Question

How do you solve the linear equation $\dfrac{1}{2}x - 1 = 4$?

Answer 1

Hint: First of all, take the 1 from subtraction in the left hand side to addition in RHS, then simplify the calculations on the RHS. Then, just multiply the equation by 2 to get the answer.

Complete step-by-step solution:
We are given that we are required to solve $\dfrac{1}{2}x - 1 = 4$.
In the above equation, after taking 1 from subtraction from the left hand side to addition in the right hand side, we will then obtain the following equation as:-
$ \Rightarrow \dfrac{1}{2}x = 4 + 1$
Simplifying the calculations on the right hand side of the above equation, we will then obtain the following equation as:-
$ \Rightarrow \dfrac{1}{2}x = 5$
Multiplying both the sides of the above equation by 2, we will then obtain the following equation as:-
$ \Rightarrow x = 5 \times 2$
Simplifying the calculations on the right hand side of the above equation, we will then obtain the following equation as::-
$ \Rightarrow x = 10$
Thus, we have the required answer as 10 .

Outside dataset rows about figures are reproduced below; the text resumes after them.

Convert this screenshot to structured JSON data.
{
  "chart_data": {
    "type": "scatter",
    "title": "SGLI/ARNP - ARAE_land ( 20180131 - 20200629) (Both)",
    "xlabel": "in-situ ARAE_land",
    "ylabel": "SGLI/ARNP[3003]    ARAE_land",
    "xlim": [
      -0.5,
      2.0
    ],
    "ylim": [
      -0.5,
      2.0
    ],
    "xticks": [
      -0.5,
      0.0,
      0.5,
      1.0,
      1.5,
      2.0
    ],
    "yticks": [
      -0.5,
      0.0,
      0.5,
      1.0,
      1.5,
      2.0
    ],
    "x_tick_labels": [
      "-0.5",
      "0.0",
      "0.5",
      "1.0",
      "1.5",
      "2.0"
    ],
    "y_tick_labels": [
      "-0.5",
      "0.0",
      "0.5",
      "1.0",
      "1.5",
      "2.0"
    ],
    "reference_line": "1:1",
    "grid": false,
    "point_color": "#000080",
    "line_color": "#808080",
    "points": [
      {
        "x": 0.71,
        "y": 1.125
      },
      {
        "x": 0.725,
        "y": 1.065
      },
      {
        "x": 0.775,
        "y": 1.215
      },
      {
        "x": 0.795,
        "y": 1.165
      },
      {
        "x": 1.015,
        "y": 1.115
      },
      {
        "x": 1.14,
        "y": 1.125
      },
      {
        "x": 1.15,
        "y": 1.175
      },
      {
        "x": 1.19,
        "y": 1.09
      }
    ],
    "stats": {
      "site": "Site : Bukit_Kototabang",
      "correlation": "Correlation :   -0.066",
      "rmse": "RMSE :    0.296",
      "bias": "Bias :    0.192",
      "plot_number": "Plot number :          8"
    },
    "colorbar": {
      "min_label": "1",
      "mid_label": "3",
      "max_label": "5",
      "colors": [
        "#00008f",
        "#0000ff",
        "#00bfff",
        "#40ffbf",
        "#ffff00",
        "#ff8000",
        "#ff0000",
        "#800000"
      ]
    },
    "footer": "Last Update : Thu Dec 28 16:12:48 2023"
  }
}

Note: The students must note that we did multiply the equation by 2 and could do that because we were sure that 2 can never be equal to 0. We can never multiply or divide an equation by such a variable which has even the slightest possibility of being equal to 0.
The students must know that we require as many equations as many numbers of unknown variables we do have. Here, we just had an unknown variable x and we had one equation given with us, therefore, we could easily solve it and thus, have the required answer.
Here, we have basically a linear equation with us. Linear equation is an equation with degree 1.
If we would have had more than one variable, we could just find one variable in terms of another variable, then we would have to assume one as a free variable.